しかし、北米興行収入は約7600万ドルに留まり、全世界でも約1億1000万ドルと期待を下回ってしまった。

アメリカの場合は、オークランド・アスレチックス自体が地方球団であり、物語の内容はあっても、地元意識が強いことを考えると興味半減と言ったところなのだろうか。

第84回アカデミー賞では、作品賞をはじめ6部門にノミネートされた。
・ノミネート
作品
主演男優(ブラッド・ピット)
助演男優(ジョナ・ヒル)
脚色・編集・録音賞

主人公の補佐を淡々と演じながらも、確かな演技で好演するジョナ・ヒル、「カポーティ」(2005)でベネット・ミラーとコンビを組んだことでの友情出演なのか、アート・ハウを演ずるフィリップ・シーモア・ホフマンは、彼らしくない役柄のようにも思えるが、さすがに実力派らしく、存在感を示す演技を見せてくれる。

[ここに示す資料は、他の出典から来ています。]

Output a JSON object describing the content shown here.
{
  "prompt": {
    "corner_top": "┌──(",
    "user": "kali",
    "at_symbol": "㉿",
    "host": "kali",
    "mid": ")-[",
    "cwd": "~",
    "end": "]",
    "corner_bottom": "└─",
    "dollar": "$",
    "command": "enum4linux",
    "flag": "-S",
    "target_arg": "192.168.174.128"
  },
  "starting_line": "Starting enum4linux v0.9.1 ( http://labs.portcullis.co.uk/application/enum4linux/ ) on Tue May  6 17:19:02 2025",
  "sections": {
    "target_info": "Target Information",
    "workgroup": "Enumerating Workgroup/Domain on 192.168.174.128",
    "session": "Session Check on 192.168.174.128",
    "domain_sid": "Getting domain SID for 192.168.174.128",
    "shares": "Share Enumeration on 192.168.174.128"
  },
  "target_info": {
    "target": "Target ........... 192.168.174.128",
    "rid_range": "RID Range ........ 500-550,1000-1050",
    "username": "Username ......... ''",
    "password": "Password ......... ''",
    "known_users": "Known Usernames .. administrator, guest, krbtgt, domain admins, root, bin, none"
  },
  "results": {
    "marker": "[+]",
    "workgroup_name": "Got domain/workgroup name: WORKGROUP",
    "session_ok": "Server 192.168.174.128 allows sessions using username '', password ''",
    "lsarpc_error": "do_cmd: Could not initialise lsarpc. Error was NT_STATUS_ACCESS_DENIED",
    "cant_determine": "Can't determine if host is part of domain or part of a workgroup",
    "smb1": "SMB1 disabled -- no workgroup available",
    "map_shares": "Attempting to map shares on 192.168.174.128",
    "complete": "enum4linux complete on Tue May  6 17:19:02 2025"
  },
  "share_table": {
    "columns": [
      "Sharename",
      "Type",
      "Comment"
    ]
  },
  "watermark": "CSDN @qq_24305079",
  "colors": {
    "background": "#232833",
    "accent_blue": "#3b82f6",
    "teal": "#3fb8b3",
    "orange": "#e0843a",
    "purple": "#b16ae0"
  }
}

ワンシーンと電話の声だけの出演となる、主人公の妻ロビン・ライト、その娘ケリス・ドーシー、選手達、スコット・ハッテバーグクリス・プラットデヴィッド・ジャスティススティーヴン・ビショップチャド・ブラッドフォードケイシー・ボンドミゲル・テハダロイス・クレイトンマーク・エリスのブレント・ドーリング、アスレチックスのオーナー、スティーブ・ショットを演ずる”アクティビジョン・ブリザードCEOロバート・コティックレッドソックスのオーナー、ジョン・ヘンリーアーリス・ハワードなどが共演している。